Truthfully, no, it’s not enough. Don’t misunderstand what I am trying to say. Let’s think about it:
If, “love is all we need” (to quote John Lennon), then I’d probably still be with my abusive ex from 5 years ago. In fact, a lot of women would still be with their abusive exes…because they loved us in their own fucked up way…and similarily we loved them in our own fucked up way.

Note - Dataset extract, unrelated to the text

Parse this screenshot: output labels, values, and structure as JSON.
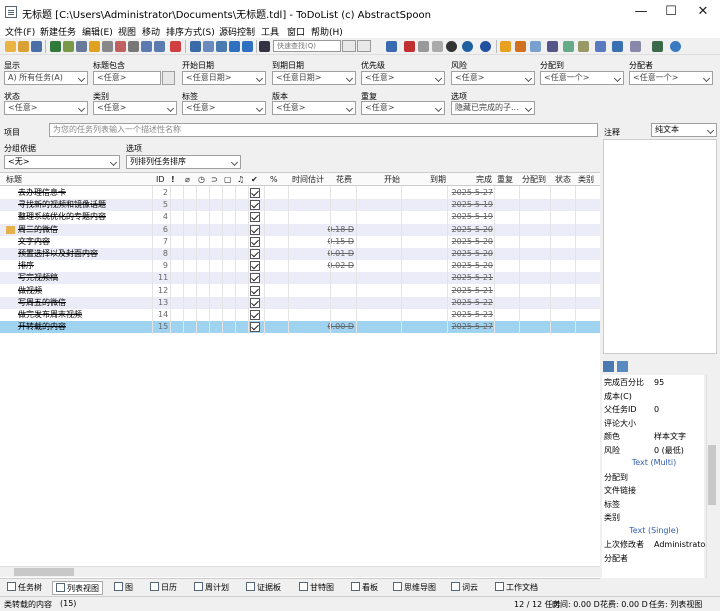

No, Love definitely isn’t enough. It is NOT the end all be all of a romantic relationship. On top of this mutual feeling of love for one another, there needs to be a few other characteristics-and these can vary from person to person depending on our individual needs and wants. For instance, I like stability. Not the kind of stability where I’m too afraid to let go, but the kind of stability that I know where the relationship is going, and the partner has the same directional idea. Trust. That’s a big one. To trust that someone is being faithful, that he/she has your interests in mind also and is not just making decisions selfishly. It is definitely a huge bonus if both partners can communicate their wants/needs effectively.
We have many definitions of love. In Vedanta, they call it “preferential attachment.” (sort of bummerish sounding, right?!) The Greek call it Eros. A romantic and intimate love that doesn’t necessarily have to be physical, but it is more than a friendship.
Whatever definition we choose to go by, love can be the fuel for all other components in a relationship. Love can fuel one to practice communicating; it can fuel one to be patient as the other is practicing a new skill to keep the relationship blossoming. Love can help us to be more accepting of our partners…and be more accepting of ourselves when we can’t accept our relationship with our partner.